COLUMBIA, S.C. (AP) - South Carolina State University will get a five-year reprieve from repaying a $6 million state loan, under a plan approved Tuesday by the state’s financial oversight board.

The Budget and Control Board voted unanimously to extend the final due date to June 2020, with a first payment of $355,036 required next summer. South Carolina’s only public historically black university was supposed to repay the full amount by month’s end but can’t.

An accounting firm’s analysis shows SC State’s fiscal woes are partially due to deficient accounting practices by untrained staff and allowing students to attend without paying tuition. That’s in addition to two previously cited main factors: enrollment declines and officials’ unwillingness to cut costs, according to a report presented by Tom McNeish of Elliott Davis Decosimo, which the board hired last year to review SC State’s finances.

The firm recommended, among other things, withholding diplomas or transcripts until balances are paid off, requiring students to pay before they’re enrolled in the next semester and getting collection agencies involved sooner.

“They were very generous in the fact they were letting a lot of students come to the school and not getting paid for it,” Gov. Nikki Haley said after the meeting. “No college or university can afford to educate for free. Now they’re going to have to rein it in. We want students to go to SC State, but they’ve got to pay to go there.” Haley chairs the five-member financial board.
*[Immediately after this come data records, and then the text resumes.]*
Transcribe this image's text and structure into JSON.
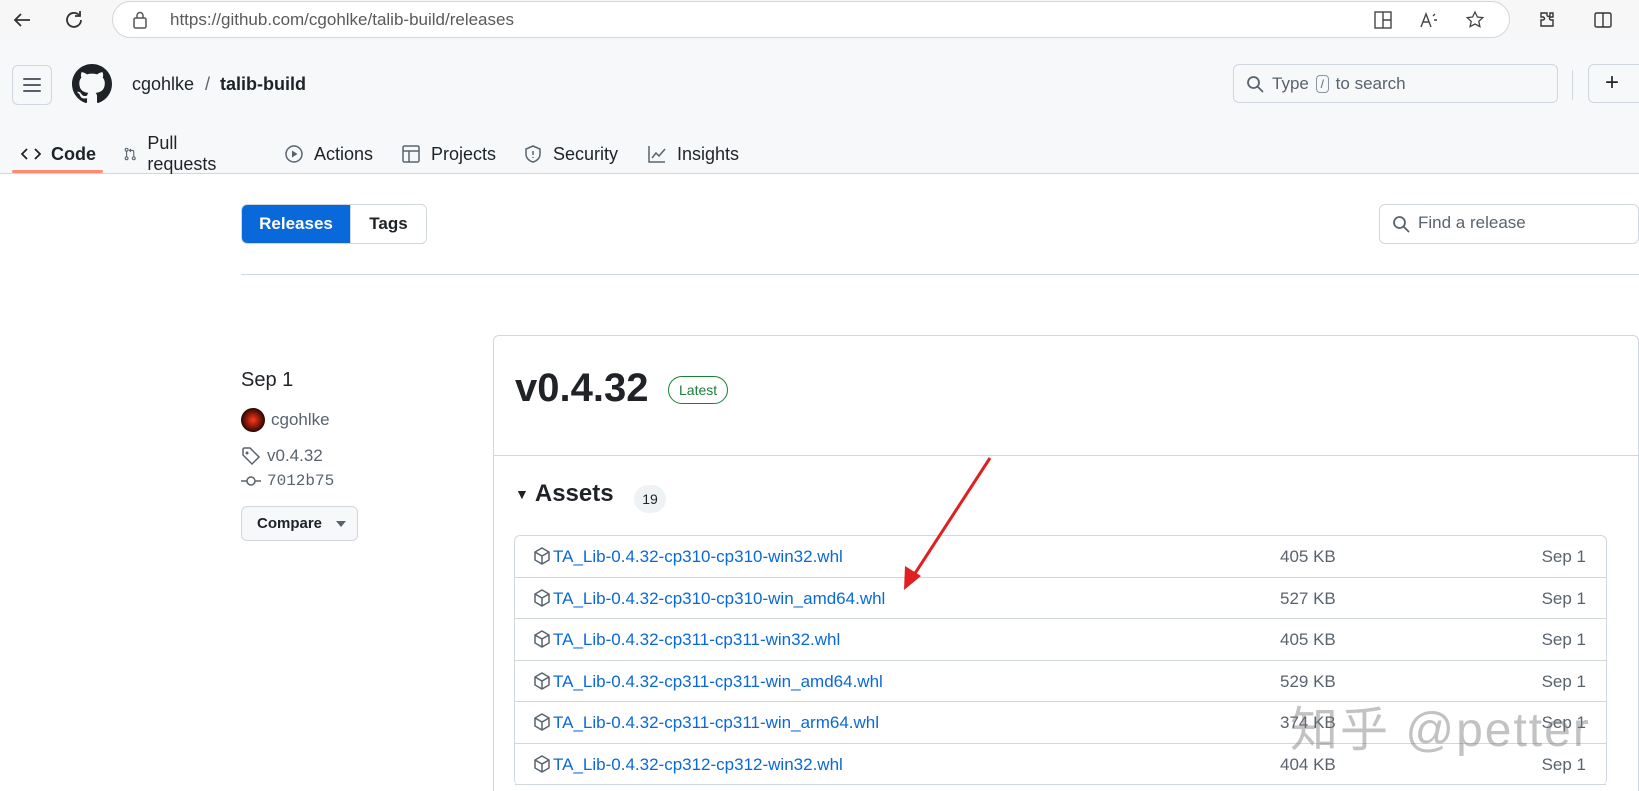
{
  "browser": {
    "url": "https://github.com/cgohlke/talib-build/releases"
  },
  "header": {
    "owner": "cgohlke",
    "separator": "/",
    "repo": "talib-build",
    "search_prefix": "Type",
    "search_key": "/",
    "search_suffix": "to search"
  },
  "tabs": [
    {
      "label": "Code",
      "icon": "code-icon",
      "selected": true
    },
    {
      "label": "Pull requests",
      "icon": "pull-request-icon"
    },
    {
      "label": "Actions",
      "icon": "play-icon"
    },
    {
      "label": "Projects",
      "icon": "table-icon"
    },
    {
      "label": "Security",
      "icon": "shield-icon"
    },
    {
      "label": "Insights",
      "icon": "graph-icon"
    }
  ],
  "release_nav": {
    "releases_label": "Releases",
    "tags_label": "Tags",
    "find_placeholder": "Find a release"
  },
  "release": {
    "date": "Sep 1",
    "author": "cgohlke",
    "tag": "v0.4.32",
    "commit": "7012b75",
    "compare_label": "Compare",
    "version": "v0.4.32",
    "badge": "Latest",
    "assets_title": "Assets",
    "assets_count": "19",
    "assets": [
      {
        "name": "TA_Lib-0.4.32-cp310-cp310-win32.whl",
        "size": "405 KB",
        "date": "Sep 1"
      },
      {
        "name": "TA_Lib-0.4.32-cp310-cp310-win_amd64.whl",
        "size": "527 KB",
        "date": "Sep 1"
      },
      {
        "name": "TA_Lib-0.4.32-cp311-cp311-win32.whl",
        "size": "405 KB",
        "date": "Sep 1"
      },
      {
        "name": "TA_Lib-0.4.32-cp311-cp311-win_amd64.whl",
        "size": "529 KB",
        "date": "Sep 1"
      },
      {
        "name": "TA_Lib-0.4.32-cp311-cp311-win_arm64.whl",
        "size": "374 KB",
        "date": "Sep 1"
      },
      {
        "name": "TA_Lib-0.4.32-cp312-cp312-win32.whl",
        "size": "404 KB",
        "date": "Sep 1"
      }
    ]
  },
  "watermark": "知乎 @petter",
  "colors": {
    "accent": "#0969da",
    "latest": "#1a7f37",
    "tab_underline": "#fd8c73",
    "annotation_arrow": "#e02020"
  }
}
Enrollment may continue to shrink, she said, but SC State will emerge stronger.

The school’s 2015-16 budget depends on 2,650 students, though projections already are lower. That’s down from nearly 5,000 students in 2007.
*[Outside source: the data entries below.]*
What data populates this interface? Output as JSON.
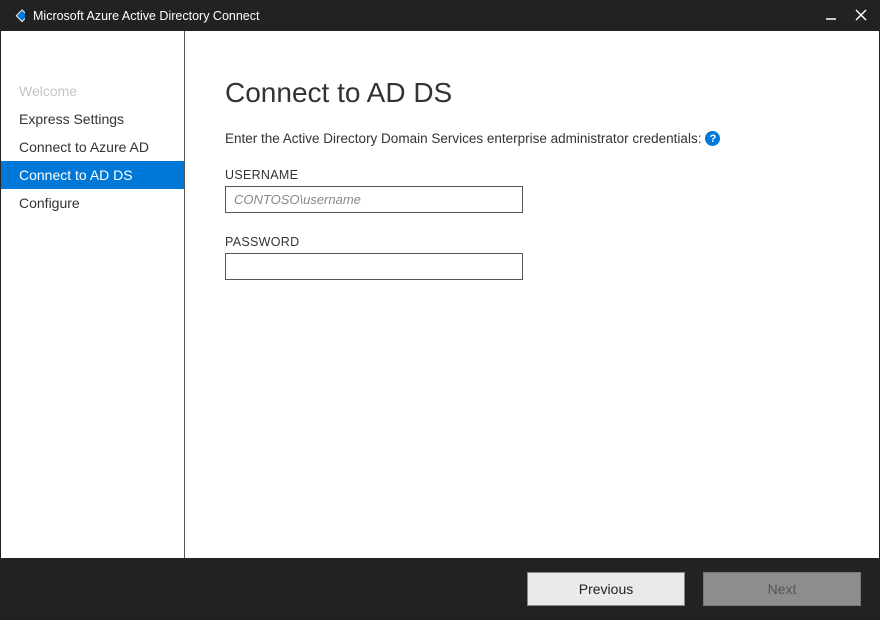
{
  "window": {
    "title": "Microsoft Azure Active Directory Connect"
  },
  "sidebar": {
    "items": [
      {
        "label": "Welcome",
        "state": "disabled"
      },
      {
        "label": "Express Settings",
        "state": "normal"
      },
      {
        "label": "Connect to Azure AD",
        "state": "normal"
      },
      {
        "label": "Connect to AD DS",
        "state": "active"
      },
      {
        "label": "Configure",
        "state": "normal"
      }
    ]
  },
  "main": {
    "title": "Connect to AD DS",
    "instruction": "Enter the Active Directory Domain Services enterprise administrator credentials:",
    "help_icon": "?",
    "username_label": "USERNAME",
    "username_placeholder": "CONTOSO\\username",
    "username_value": "",
    "password_label": "PASSWORD",
    "password_value": ""
  },
  "footer": {
    "previous_label": "Previous",
    "next_label": "Next"
  }
}
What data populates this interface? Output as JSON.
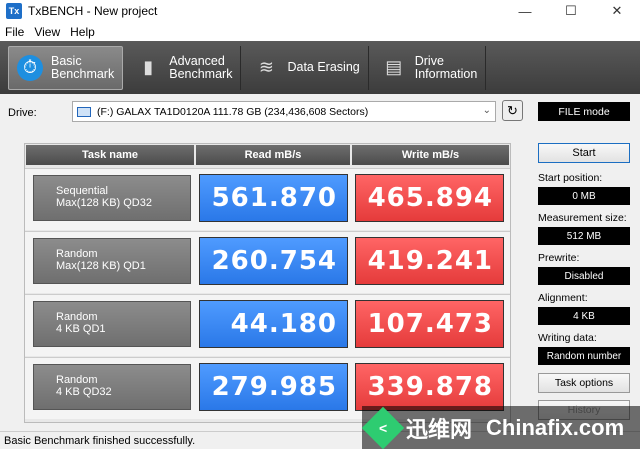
{
  "window": {
    "title": "TxBENCH - New project",
    "minimize": "—",
    "maximize": "☐",
    "close": "✕"
  },
  "menu": {
    "file": "File",
    "view": "View",
    "help": "Help"
  },
  "toolbar": {
    "basic": "Basic\nBenchmark",
    "advanced": "Advanced\nBenchmark",
    "erasing": "Data Erasing",
    "info": "Drive\nInformation"
  },
  "drive": {
    "label": "Drive:",
    "value": "(F:) GALAX TA1D0120A  111.78 GB (234,436,608 Sectors)",
    "mode": "FILE mode"
  },
  "table": {
    "headers": [
      "Task name",
      "Read mB/s",
      "Write mB/s"
    ],
    "rows": [
      {
        "task": "Sequential\nMax(128 KB) QD32",
        "read": "561.870",
        "write": "465.894"
      },
      {
        "task": "Random\nMax(128 KB) QD1",
        "read": "260.754",
        "write": "419.241"
      },
      {
        "task": "Random\n4 KB QD1",
        "read": "44.180",
        "write": "107.473"
      },
      {
        "task": "Random\n4 KB QD32",
        "read": "279.985",
        "write": "339.878"
      }
    ]
  },
  "side": {
    "start": "Start",
    "start_position_label": "Start position:",
    "start_position": "0 MB",
    "measurement_size_label": "Measurement size:",
    "measurement_size": "512 MB",
    "prewrite_label": "Prewrite:",
    "prewrite": "Disabled",
    "alignment_label": "Alignment:",
    "alignment": "4 KB",
    "writing_data_label": "Writing data:",
    "writing_data": "Random number",
    "task_options": "Task options",
    "history": "History"
  },
  "status": "Basic Benchmark finished successfully.",
  "watermark": {
    "cn": "迅维网",
    "en": "Chinafix.com"
  },
  "colors": {
    "read": "#2a78e8",
    "write": "#e53b3b",
    "toolbar": "#4a4a4a"
  }
}
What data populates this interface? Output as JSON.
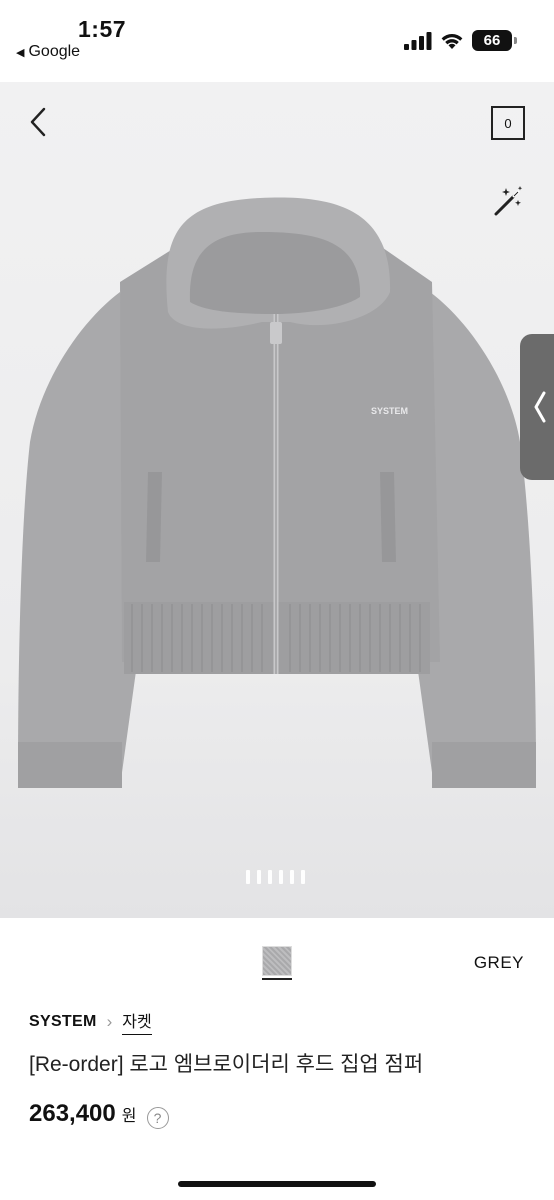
{
  "status_bar": {
    "time": "1:57",
    "back_app": "Google",
    "battery": "66"
  },
  "gallery": {
    "cart_count": "0",
    "image_alt": "Grey knit cropped zip-up hoodie with SYSTEM embroidery",
    "embroidery_text": "SYSTEM",
    "page_count": 6,
    "active_page": 1
  },
  "product": {
    "color_name": "GREY",
    "brand": "SYSTEM",
    "category": "자켓",
    "title": "[Re-order] 로고 엠브로이더리 후드 집업 점퍼",
    "price": "263,400",
    "currency": "원",
    "help_symbol": "?"
  },
  "colors": {
    "garment": "#a7a7a9",
    "background": "#ececed",
    "side_tab": "#6b6b6b"
  }
}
The loan extension comes days after the Southern Association of Colleges and Schools voted to keep S.C. State’s accreditation on probation for another year, as a newly appointed board tries to bring it to fiscal solvency. The vote removed the immediate threat of a forced closure, had accreditation been revoked.

Haley said the report gives the new trustees information needed to move forward.
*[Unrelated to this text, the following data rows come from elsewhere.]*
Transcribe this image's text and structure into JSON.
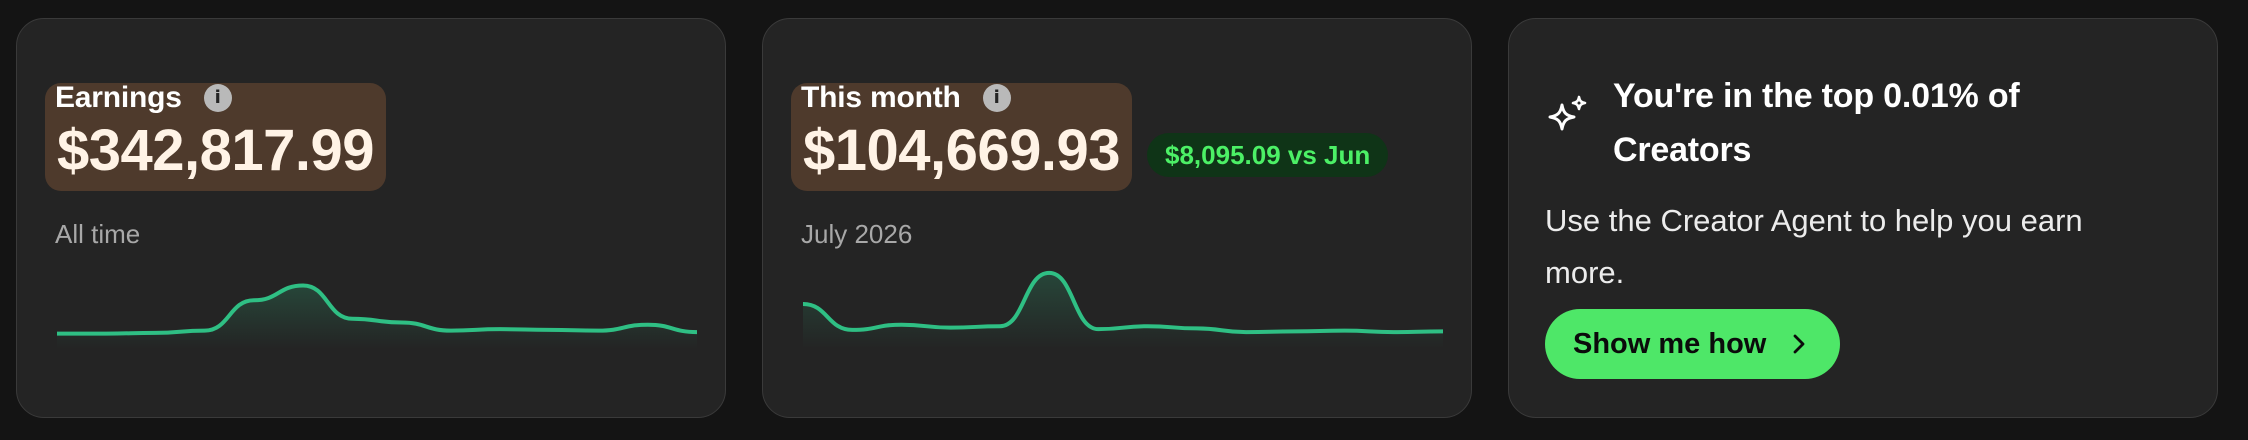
{
  "earnings": {
    "label": "Earnings",
    "amount": "$342,817.99",
    "sublabel": "All time",
    "info_icon": "info-icon",
    "sparkline": [
      0.1,
      0.1,
      0.11,
      0.14,
      0.55,
      0.75,
      0.3,
      0.25,
      0.14,
      0.16,
      0.15,
      0.14,
      0.22,
      0.12
    ]
  },
  "month": {
    "label": "This month",
    "amount": "$104,669.93",
    "delta": "$8,095.09 vs Jun",
    "sublabel": "July 2026",
    "info_icon": "info-icon",
    "sparkline": [
      0.5,
      0.15,
      0.22,
      0.18,
      0.2,
      0.92,
      0.16,
      0.2,
      0.17,
      0.12,
      0.13,
      0.14,
      0.12,
      0.13
    ]
  },
  "promo": {
    "title": "You're in the top 0.01% of Creators",
    "body": "Use the Creator Agent to help you earn more.",
    "cta_label": "Show me how",
    "icon": "sparkle-icon",
    "cta_icon": "chevron-right-icon"
  },
  "colors": {
    "accent_green": "#4ee768",
    "line_green": "#2fbf84",
    "amount_highlight": "#4e3a2c",
    "card_bg": "#242424"
  }
}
They will meet Wednesday, their third meeting since the former trustees were fired last month and replaced with a temporary fix-it board appointed by lawmakers.

The Budget and Control Board approved the $6 million loan in April 2014 to help whittle down the school’s debt. Instead, its unpaid bills continued to grow. The board approved a second bailout in December of $12 million over several years, and the school received an initial installment of $1.5 million.

With the new trustees in place, SC State is expected to soon receive a second installment of $3 million.

Charles Way, SC State’s new board chairman, said the loan extension will help address the debt.

“We have to have a good supply of cash. I want to pay down debt as fast as humanly possible,” he said.

In March, SC State’s acting president, Franklin Evans, asked senators to make the school “whole” by erasing the school’s entire $23.5 million debt to vendors and the state, which included the $7.5 million in state loans received so far. The request never stood a chance with lawmakers.

Haley said forgiving even $6 million was not acceptable.

“That’s taxpayer money. You can’t forgive money that belongs to the taxpayer,” she said. “It’s a loan they took out with the promise of paying it back, and we intend to have them pay it back.”